Mr Lutton said he was "relieved and humbled" to receive more than a 34% share.
The funeral director added that he had been described as "the undertaker that resurrected unionism."
Mr Lutton, a former member of the Victims' Forum, said the increased cooperation within unionism and raised vote "has made it all worthwhile".
However, he said following his three week campaign he had no major plans to continue a career in politics.
"One day at a time," he commented. "Back to work tomorrow."
Members of both the Ulster Unionist and Democratic Unionist parties supported Mr Lutton at the count centre, where UUP leader Mike Nesbitt congratulated their candidate and Sinn Féin.

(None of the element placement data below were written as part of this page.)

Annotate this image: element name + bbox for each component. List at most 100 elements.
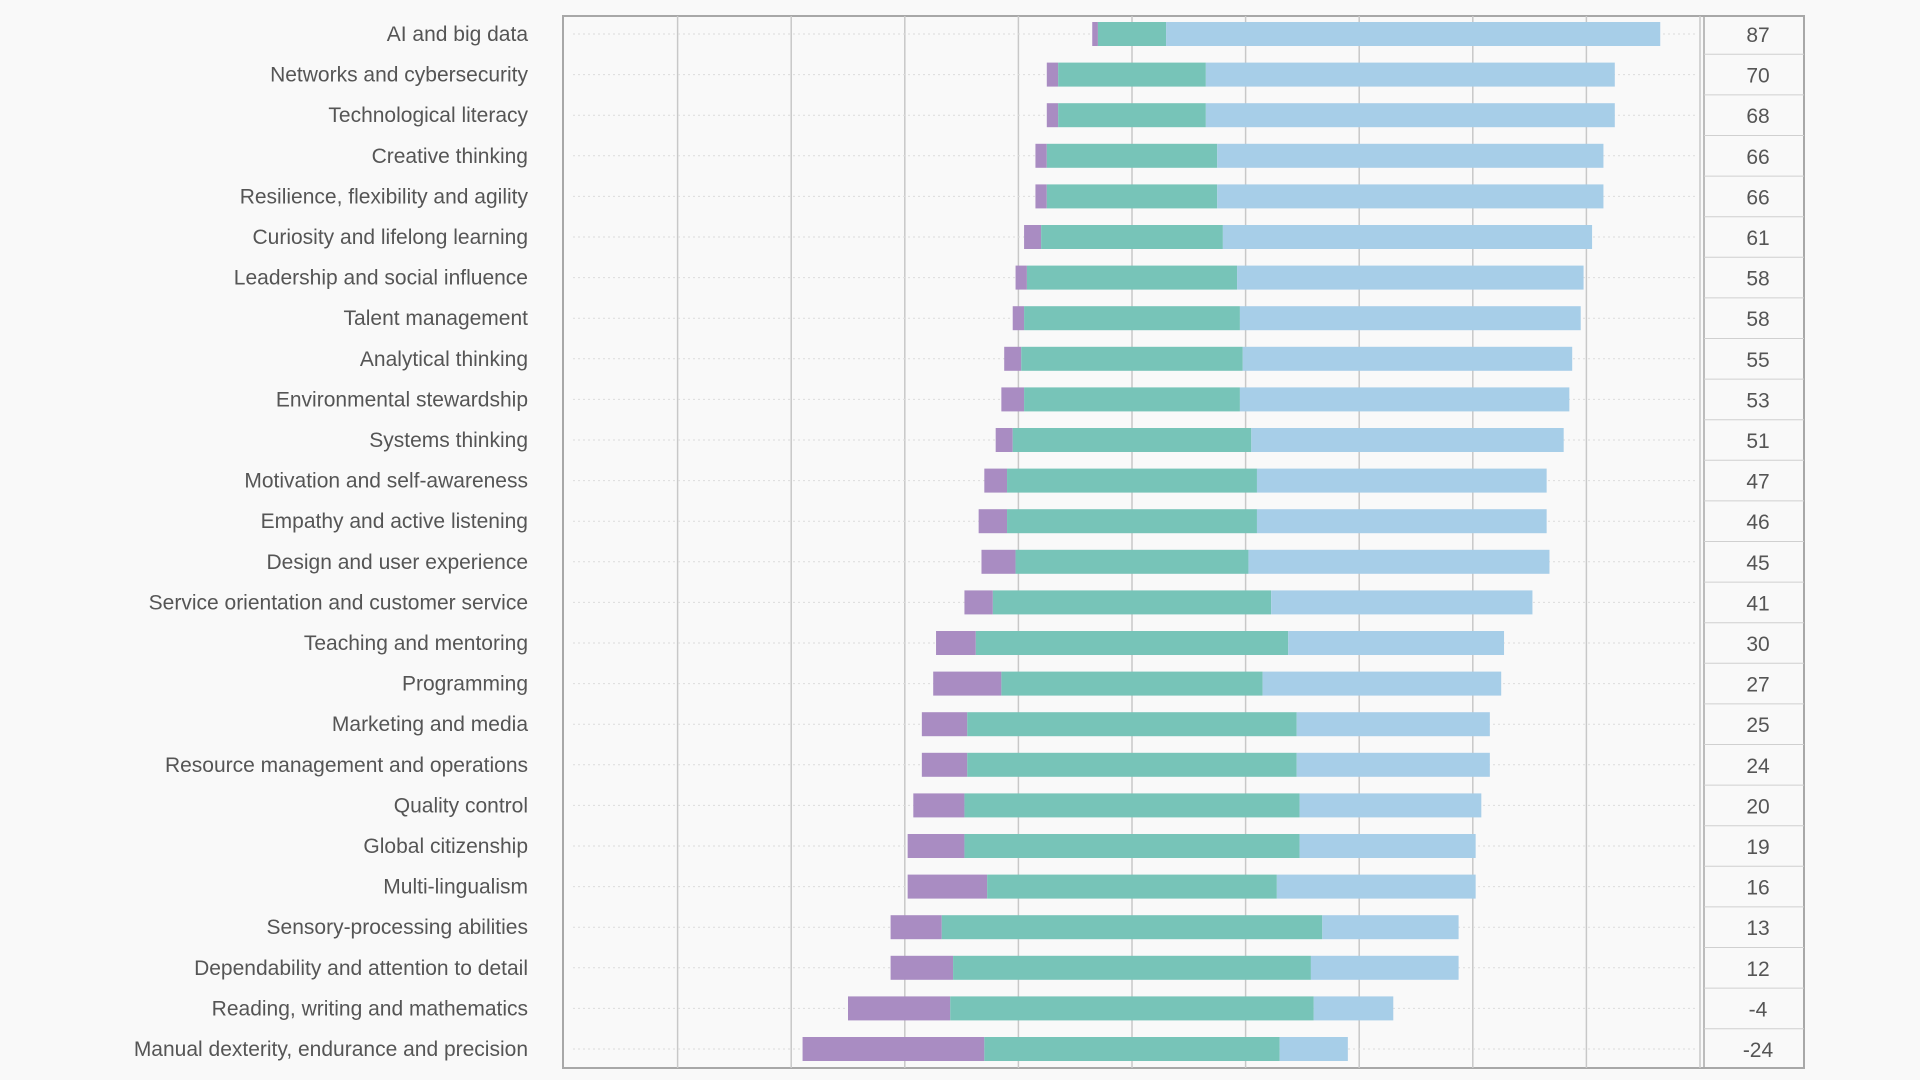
bar-stable bbox=[1007, 509, 1257, 534]
bar-decreasing bbox=[1092, 22, 1098, 46]
net-value-label: 47 bbox=[1746, 471, 1769, 494]
bar-decreasing bbox=[1012, 306, 1025, 331]
net-value-label: -4 bbox=[1749, 998, 1768, 1021]
bar-increasing bbox=[1242, 346, 1573, 371]
bar-stable bbox=[1026, 265, 1238, 290]
category-label: Programming bbox=[402, 673, 528, 696]
category-label: Design and user experience bbox=[267, 551, 529, 574]
net-value-label: 20 bbox=[1746, 795, 1769, 818]
category-label: Manual dexterity, endurance and precisio… bbox=[134, 1038, 528, 1061]
bar-increasing bbox=[1262, 671, 1502, 696]
bar-increasing bbox=[1222, 225, 1593, 249]
net-value-label: 46 bbox=[1746, 511, 1769, 534]
bar-decreasing bbox=[890, 915, 942, 940]
bar-stable bbox=[1007, 468, 1257, 493]
net-value-label: 19 bbox=[1746, 836, 1769, 859]
bar-increasing bbox=[1299, 793, 1482, 818]
bar-increasing bbox=[1248, 549, 1550, 574]
net-value-label: 45 bbox=[1746, 552, 1769, 575]
net-value-label: 13 bbox=[1746, 917, 1769, 940]
net-value-label: 87 bbox=[1746, 24, 1769, 47]
category-label: Motivation and self-awareness bbox=[244, 470, 528, 493]
net-value-label: -24 bbox=[1743, 1039, 1774, 1062]
net-value-label: 24 bbox=[1746, 755, 1770, 778]
category-label: Environmental stewardship bbox=[276, 388, 528, 411]
bar-decreasing bbox=[921, 752, 968, 777]
bar-increasing bbox=[1205, 62, 1615, 87]
bar-increasing bbox=[1239, 387, 1570, 412]
bar-stable bbox=[1024, 387, 1240, 412]
net-value-label: 53 bbox=[1746, 389, 1769, 412]
bar-decreasing bbox=[981, 549, 1016, 574]
bar-increasing bbox=[1256, 509, 1547, 534]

"I hope that's the last time Sinn Féin fields an abstentionist candidate because that's yesterday's politics," he said. "I'm delighted for Nigel and for Mid Ulster. This changes Mid Ulster."
Two members of the UUP left the party when the plans to field a single unionist candidate were revealed, but that did not seem to faze Mr Nesbitt.
He described Mr Lutton's election quest as "an experiment" and said the results would be analysed, before hinting at further cooperation in future elections.
"I do not believe in unionist unity, this is unionist cooperation," he added.
SDLP MLA Patsy McGlone polled 6,478 votes, a rise of more than 3% since the 2010 election.
The Alliance party saw a rise of less than 1%, with their candidate Eric Bullick securing 487 votes.